‘Voice Against Reason’ Reflects Realities Across Borders

by Indira Ichsan
17th November 2023
Museum MACAN presents ‘Voice Against Reason’, a group exhibition by 24 artists across the Asia-Pacific coming together to answer the question: “What does it mean to speak out?”

Coinciding with their six-year anniversary, Museum MACAN presents their largest exhibition of living artists to date: ‘Voice Against Reason’. Through an intriguing blend of traditional and contemporary mediums, 24 artists across the Asia-Pacific come together to offer their own interpretations of the question: “What does it mean to speak out?”

For the artists, it’s a chance to self-reflect and articulate the turmoils of memory and collective experiences; for the audience, it presents centuries of history through striking visuals and gripping stories. Amidst an uncertain world, Voice Against Reason arrives with uncannily perfect timing. “We can understand each other through the works of the artists,” shared Museum Director Aaron Seeto, who was also part of the exhibition’s curatorial team. 

Upon entering, visitors are immediately graced by ‘Migrations of Flora and Fauna’ (2023) by Indonesian artist Jumaadi, a piece commissioned by MACAN for this particular exhibition.
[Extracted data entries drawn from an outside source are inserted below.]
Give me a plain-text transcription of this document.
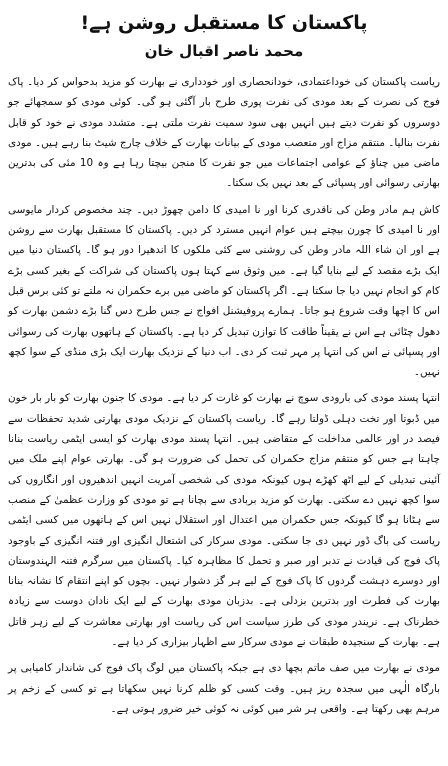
پاکستان کا مستقبل روشن ہے!
محمد ناصر اقبال خان

ریاست پاکستان کی خوداعتمادی، خودانحصاری اور خودداری نے بھارت کو مزید بدحواس کر دیا۔ پاک فوج کی نصرت کے بعد مودی کی نفرت پوری طرح بار آگئی ہو گی۔ کوئی مودی کو سمجھائے جو دوسروں کو نفرت دیتے ہیں انہیں بھی سود سمیت نفرت ملتی ہے۔ متشدد مودی نے خود کو قابل نفرت بنالیا۔ منتقم مزاج اور متعصب مودی کے بیانات بھارت کے خلاف چارج شیٹ بنا رہے ہیں۔ مودی ماضی میں چناؤ کے عوامی اجتماعات میں جو نفرت کا منجن بیچتا رہا ہے وہ 10 مئی کی بدترین بھارتی رسوائی اور پسپائی کے بعد نہیں بک سکتا۔

کاش ہم مادر وطن کی ناقدری کرنا اور نا امیدی کا دامن چھوڑ دیں۔ چند مخصوص کردار مایوسی اور نا امیدی کا چورن بیچتے ہیں عوام انہیں مسترد کر دیں۔ پاکستان کا مستقبل بھارت سے روشن ہے اور ان شاء اللہ مادر وطن کی روشنی سے کئی ملکوں کا اندھیرا دور ہو گا۔ پاکستان دنیا میں ایک بڑے مقصد کے لیے بنایا گیا ہے۔ میں وثوق سے کہتا ہوں پاکستان کی شراکت کے بغیر کسی بڑے کام کو انجام نہیں دیا جا سکتا ہے۔ اگر پاکستان کو ماضی میں برے حکمران نہ ملتے تو کئی برس قبل اس کا اچھا وقت شروع ہو جاتا۔ ہمارے پروفیشنل افواج نے جس طرح دس گنا بڑے دشمن بھارت کو دھول چٹائی ہے اس نے یقیناً طاقت کا توازن تبدیل کر دیا ہے۔ پاکستان کے ہاتھوں بھارت کی رسوائی اور پسپائی نے اس کی انتہا پر مہر ثبت کر دی۔ اب دنیا کے نزدیک بھارت ایک بڑی منڈی کے سوا کچھ نہیں۔

انتہا پسند مودی کی بارودی سوچ نے بھارت کو غارت کر دیا ہے۔ مودی کا جنون بھارت کو بار بار خون میں ڈبوتا اور تخت دہلی ڈولتا رہے گا۔ ریاست پاکستان کے نزدیک مودی بھارتی شدید تحفظات سے فیصد در اور عالمی مداخلت کے متقاضی ہیں۔ انتہا پسند مودی بھارت کو ایسی ایٹمی ریاست بنانا چاہتا ہے جس کو منتقم مزاج حکمران کی تحمل کی ضرورت ہو گی۔ بھارتی عوام اپنے ملک میں آئینی تبدیلی کے لیے اٹھ کھڑے ہوں کیونکہ مودی کی شخصی آمریت انہیں اندھیروں اور انگاروں کی سوا کچھ نہیں دے سکتی۔ بھارت کو مزید بربادی سے بچانا ہے تو مودی کو وزارت عظمیٰ کے منصب سے ہٹانا ہو گا کیونکہ جس حکمران میں اعتدال اور استقلال نہیں اس کے ہاتھوں میں کسی ایٹمی ریاست کی باگ ڈور نہیں دی جا سکتی۔ مودی سرکار کی اشتعال انگیزی اور فتنہ انگیزی کے باوجود پاک فوج کی قیادت نے تدبر اور صبر و تحمل کا مظاہرہ کیا۔ پاکستان میں سرگرم فتنہ الہندوستان اور دوسرے دہشت گردوں کا پاک فوج کے لیے ہر گز دشوار نہیں۔ بچوں کو اپنے انتقام کا نشانہ بنانا بھارت کی فطرت اور بدترین بزدلی ہے۔ بدزبان مودی بھارت کے لیے ایک نادان دوست سے زیادہ خطرناک ہے۔ نریندر مودی کی طرز سیاست اس کی ریاست اور بھارتی معاشرت کے لیے زہر قاتل ہے۔ بھارت کے سنجیدہ طبقات نے مودی سرکار سے اظہار بیزاری کر دیا ہے۔

مودی نے بھارت میں صف ماتم بچھا دی ہے جبکہ پاکستان میں لوگ پاک فوج کی شاندار کامیابی پر بارگاہ الٰہی میں سجدہ ریز ہیں۔ وقت کسی کو ظلم کرنا نہیں سکھاتا ہے تو کسی کے زخم پر مرہم بھی رکھتا ہے۔ واقعی ہر شر میں کوئی نہ کوئی خیر ضرور ہوتی ہے۔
The vast painting is dotted with miscellaneous illustrations in dusty hues: villagers in manual labour, cut-down trees, animal heads, and lonesome houses that all map out something more akin to a diaspora than a civilisation. The artist describes this work as a manifestation of “what we feel during Covid”, insisting that “loneliness is not singular, it is collective.” Hence, albeit existing in a shared space, the painting’s motifs never overlap—evoking how we’ve grown “more conscious of space” since the pandemic.

The canvas used, known as Kamasan, must be dipped in rice paste prior to painting over it. The cloth was typically used in religious ceremonies by the people of the Majapahit Kingdom who fled to Bali centuries ago due to political unrest—a culture to which the artist’s ancestral roots can be traced back to. Adopting such a historically rich medium is only fitting to base the product of Jumaadi’s solitude during the lockdown, an isolation that echoes that of his displaced ancestors many generations ago.

Jumaadi also refuses to limit himself to a single medium, venturing out to reimagine the ancient craft of Indonesian shadow puppetry, Wayang. Running exclusively throughout the exhibition’s opening week, Jumaadi, along with artist and musician collective The Shadow Factory, presents ‘Sirkus di Tanah Pengasingan: Oyong-oyong Ayang-ayang (Shadows from the Land of Exiles)’ (2023). Hundreds of intricate paper cut-outs narrate the riveting story of Indonesian captives during Dutch colonial occupation. Exiled to Papua, they found solace in art and music—melting down weapons, cans, utensils, or any metal they could get their hands on, and turning them into DIY gamelan.

Artist Khadim Ali, who grew up in Pakistan, stuns with his exquisite handmade embroideries. With sombre stories woven into each thread, ‘Fragments of Identity’ (2023) is a tapestry depicting scenes from the Shahnama, a Persian epic poem that Ali’s grandfather would recite to him as a child. Bold royal blues and burnt siennas denote the poem’s mythical landscapes that come from the artist’s distant past back to his home in Quetta, a city near the Pakistan-Afghanistan border, where he was forced to flee after his home was destroyed in a suicide bombing. 

Together with fellow Hazara artisan weavers, Ali creates what he calls ‘living entities’, tapestries made alive by an accumulation of memories passed down through poetry and immortalised by art—just like the rugs his grandmother bestowed upon his mother, salvaged from his razed house; survivors amongst the surrounding rubble. 

Meanwhile, Tuấn Andrew Nguyễn from Vietnam engages in historical memory and explores it as a form of empowerment, as showcased through his Calderesque mobile sculptures ‘Saturated Sparks’ (2023) and ‘A Couple Small Blasts’ (2023). Constructed from remnants of unexploded ordnance from the Vietnam War that he collected himself, Nguyễn has tuned the metal elements specifically to the 432Hz scale so that when struck, it will produce a sound containing frequency believed to have a therapeutic and healing effect on past traumas. 

Voice Against Reason reminds us that people’s experiences do not exist in a vacuum; rather, they are woven into the fabric of humanity through threads of history and emotion. Having empathised with the artists through their creations, one can deduce that speaking up and going against the grain is in fact an act for the sake of others. One’s voice is resonant of the collective pain, fear and joy that reverberate through generations.